Defense of a Ph.D. Dissertation- Qingxin Shi
Dr. Fangxing "Fran" Li
Demand side control for power system frequency regulation
The frequent variation of wind or solar power output causes a short-term mismatch between generation and demand and system frequency fluctuation. The traditional approach to deal with this problem is to increase the amount of system spinning reserve, which requires addition cost. In recent years, researchers are actively exploring the utilization of residential and commercial loads in frequency regulation without affecting customers’ life quality. It is named as dynamic demand control (DDC). This dissertation conducted an in-depth study on DDC for bulk power system frequency regulation, in both technical and economic perspective.
First, an analytical method was proposed for aggregating multi-machine system frequency response (SFR) model. The method is a fast tool for simulating the system frequency response after a disturbance. Therefore, it has wide applications in power system dynamic studies and acts as a solid theoretical foundation for the DDC studies.

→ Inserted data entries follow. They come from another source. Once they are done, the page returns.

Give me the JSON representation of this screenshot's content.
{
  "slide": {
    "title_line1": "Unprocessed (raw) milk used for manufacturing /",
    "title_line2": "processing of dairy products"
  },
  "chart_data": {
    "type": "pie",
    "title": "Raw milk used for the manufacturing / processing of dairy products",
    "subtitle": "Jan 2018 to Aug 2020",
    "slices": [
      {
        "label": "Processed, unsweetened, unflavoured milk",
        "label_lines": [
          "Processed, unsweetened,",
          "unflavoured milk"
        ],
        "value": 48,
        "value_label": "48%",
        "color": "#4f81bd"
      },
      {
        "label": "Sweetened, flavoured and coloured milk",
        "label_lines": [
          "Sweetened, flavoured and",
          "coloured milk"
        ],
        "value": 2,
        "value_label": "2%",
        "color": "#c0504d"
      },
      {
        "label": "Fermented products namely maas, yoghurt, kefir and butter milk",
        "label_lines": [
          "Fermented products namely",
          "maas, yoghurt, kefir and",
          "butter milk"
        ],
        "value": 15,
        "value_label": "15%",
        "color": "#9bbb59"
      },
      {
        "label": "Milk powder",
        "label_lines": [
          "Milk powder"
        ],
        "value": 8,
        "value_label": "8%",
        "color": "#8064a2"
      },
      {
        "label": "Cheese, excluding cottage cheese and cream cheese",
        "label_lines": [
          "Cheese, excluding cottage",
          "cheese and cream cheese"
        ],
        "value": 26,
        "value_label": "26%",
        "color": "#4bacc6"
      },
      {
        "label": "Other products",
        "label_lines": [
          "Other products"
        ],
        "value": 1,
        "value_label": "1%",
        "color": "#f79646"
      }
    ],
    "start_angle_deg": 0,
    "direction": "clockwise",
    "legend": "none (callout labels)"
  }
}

Second, DDC strategies for both primary and secondary frequency regulation were studied. The control strategy has the following features. 1) The target load reduction amount can be achieved in a decentralized manner, while the control parameters are updated by the control center. 2) The daily demand profiles of thermostatic loads are modeled. 3) The load recovery process is considered in the control strategy. Consequently, the aggregate loads can provide flexible frequency control capability without causing significant power rebound. Therefore, demand side control is an essential compensation for traditional frequency regulation approaches and can improve the frequency response of the bulk power system.
Furthermore, this dissertation also conducts an economic analysis on demand response. Based on the large-scale customer survey, we estimate the expense of frequency regulation and peak load reduction via incentive-based demand response (IBDR). The results provide useful suggestions for utility companies when implementing IBDR programs.
Friday, July 5 at 10:00am to 12:00pm
Min H. Kao Electrical Engineering and Computer Science, 639
1520 Middle Drive, Knoxville, TN 37996